In indemnification cases "a party held legally liable to plaintiff shifts the entire loss to another. The right to do so may be based upon an express contract, but more commonly the indemnity obligation is implied" (Mas v Two Bridges Assoc., 75 N.Y.2d 680, 690 ). Indemnity has been implied in situations involving vicarious liability; where there was "a separate duty owed the indemnitee by the indemnitor," or, where the "tort-feasor [found] liable for damages arising for breach of a particular duty owed to the injured plaintiff . . . seek[s] indemnity over from another who has breached a related duty owed to the injured plaintiff" (id. at 689-690). Thus, the key element "is not a duty running from the indemnitor to the injured party, but rather is `a separate duty owed the indemnitee by the indemnitor.'" (Raquet v. Braun, 90 N.Y.2d 177, 183 ).
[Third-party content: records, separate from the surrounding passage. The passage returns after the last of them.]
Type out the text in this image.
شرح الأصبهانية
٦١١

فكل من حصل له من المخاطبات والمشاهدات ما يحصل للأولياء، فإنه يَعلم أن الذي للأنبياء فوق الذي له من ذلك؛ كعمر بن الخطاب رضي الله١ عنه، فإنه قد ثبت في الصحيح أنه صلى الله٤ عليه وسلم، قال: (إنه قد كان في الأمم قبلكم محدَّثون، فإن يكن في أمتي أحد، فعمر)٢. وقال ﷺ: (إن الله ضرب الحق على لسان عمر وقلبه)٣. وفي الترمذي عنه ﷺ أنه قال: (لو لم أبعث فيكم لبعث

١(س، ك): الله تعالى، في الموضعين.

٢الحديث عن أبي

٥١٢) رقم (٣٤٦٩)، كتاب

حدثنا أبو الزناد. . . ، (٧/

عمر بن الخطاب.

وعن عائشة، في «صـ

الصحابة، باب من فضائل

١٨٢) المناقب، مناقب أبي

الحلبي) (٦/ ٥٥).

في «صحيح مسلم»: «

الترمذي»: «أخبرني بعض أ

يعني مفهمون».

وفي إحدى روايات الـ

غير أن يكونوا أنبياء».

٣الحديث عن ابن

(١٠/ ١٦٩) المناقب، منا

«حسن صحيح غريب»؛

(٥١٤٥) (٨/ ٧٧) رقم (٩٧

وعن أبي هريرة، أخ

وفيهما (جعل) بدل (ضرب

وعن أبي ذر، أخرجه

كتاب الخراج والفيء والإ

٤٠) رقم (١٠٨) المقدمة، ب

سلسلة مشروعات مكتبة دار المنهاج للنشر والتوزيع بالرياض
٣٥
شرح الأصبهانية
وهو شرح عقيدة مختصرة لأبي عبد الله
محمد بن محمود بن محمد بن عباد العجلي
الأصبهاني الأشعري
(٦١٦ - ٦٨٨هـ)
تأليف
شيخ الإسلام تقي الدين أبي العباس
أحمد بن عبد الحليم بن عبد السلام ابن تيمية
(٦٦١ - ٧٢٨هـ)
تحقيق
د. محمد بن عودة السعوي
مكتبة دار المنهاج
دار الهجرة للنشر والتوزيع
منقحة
Moreover, "[s]ince the predicate for common-law indemnity is vicarious liability without actual fault on the part of the proposed indemnitee, it follows that a party who has itself actually participated to some degree in the wrongdoing cannot receive the benefit of the doctrine" (Trump Vil. Section 3 v. New York State Hous. Fin. Agency, 307 A.D.2d 891, 895 [1st Dept. 2003]).
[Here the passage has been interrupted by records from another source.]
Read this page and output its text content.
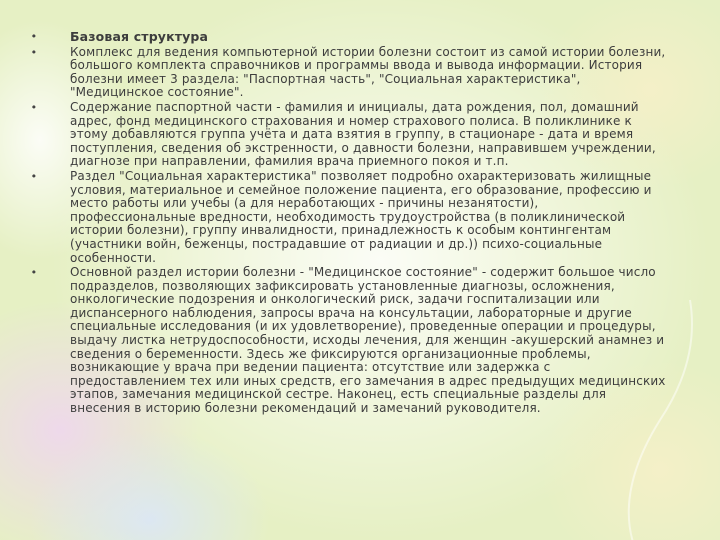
•	Базовая структура
•	Комплекс для ведения компьютерной истории болезни состоит из самой истории болезни, большого комплекта справочников и программы ввода и вывода информации. История болезни имеет 3 раздела: "Паспортная часть", "Социальная характеристика", "Медицинское состояние".
•	Содержание паспортной части - фамилия и инициалы, дата рождения, пол, домашний адрес, фонд медицинского страхования и номер страхового полиса. В поликлинике к этому добавляются группа учёта и дата взятия в группу, в стационаре - дата и время поступления, сведения об экстренности, о давности болезни, направившем учреждении, диагнозе при направлении, фамилия врача приемного покоя и т.п.
•	Раздел "Социальная характеристика" позволяет подробно охарактеризовать жилищные условия, материальное и семейное положение пациента, его образование, профессию и место работы или учебы (а для неработающих - причины незанятости), профессиональные вредности, необходимость трудоустройства (в поликлинической истории болезни), группу инвалидности, принадлежность к особым контингентам (участники войн, беженцы, пострадавшие от радиации и др.)) психо-социальные особенности.
•	Основной раздел истории болезни - "Медицинское состояние" - содержит большое число подразделов, позволяющих зафиксировать установленные диагнозы, осложнения, онкологические подозрения и онкологический риск, задачи госпитализации или диспансерного наблюдения, запросы врача на консультации, лабораторные и другие специальные исследования (и их удовлетворение), проведенные операции и процедуры, выдачу листка нетрудоспособности, исходы лечения, для женщин -акушерский анамнез и сведения о беременности. Здесь же фиксируются организационные проблемы, возникающие у врача при ведении пациента: отсутствие или задержка с предоставлением тех или иных средств, его замечания в адрес предыдущих медицинских этапов, замечания медицинской сестре. Наконец, есть специальные разделы для внесения в историю болезни рекомендаций и замечаний руководителя.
Here, Cleaver-Brooks has not met its burden of establishing that it is entitled to common law indemnity. Further, under the facts as alleged, it could never prove that it is so entitled. However, Cleaver-Brooks might be entitled to contribution (see Guzman v. Haven Plaza Hous. Dev. Fund Co., 69 N.Y.2d 559 ).
With respect to contribution "[g]enerally, apportionment among tort-feasors, rather than a shifting of the entire loss through indemnification, is the proper rule when two or more tort-feasors share in responsibility for an injury, in violation of duties they respectively owe to the injured person" (Guzman, 69 NY2d at 568 [internal quotations omitted]; D'Ambrosio v City of New York, 55 N.Y.2d 454, 462 ). Accordingly, in Guzman, the court found that a property owner was not entitled to indemnification, but rather contribution, because it failed to perform a duty that it owed to the plaintiff.
It is axiomatic that "a contribution claim can be made even when the contributor has no duty to the injured plaintiff" (Raquet, 90 NY2d at 182). A "critical requirement" for apportionment by contribution is that "the breach of duty by the contributing party must have had a part in causing or augmenting the injury for which contribution is sought" (id. at 183, quoting Nassau Roofing & Sheet Metal Co. v Facilities Dev. Corp., 71 N.Y.2d 599, 603 ; Trump Vil. Section 3, 307 A.D.2d 891 at 896 [contribution is an available remedy "when two or more tort-feasors share in responsibility for an injury, in violation of duties they respectively owe to the injured person"]).
Upon renewal Cleaver-Brooks must demonstrate facts sufficient to support a judgment that it would be entitled to contribution if it is held liable for plaintiff's injuries i.e., that the second third-party defendants breached a duty of care to plaintiff. Cleaver-Brooks must further explain the relationship and liabilities of the third-party and second third-party defendants.
Accordingly, it is hereby
ORDERED that Defendant/Third-Party Plaintiff/Second Third-Party Plaintiff Cleaver-Brooks, Inc.'s motion, pursuant to CPLR § 3215, for a default judgment against the Second Third-Party Defendants based on a third-party complaint seeking indemnity and/or contribution is denied with leave to renew by motion upon proper papers.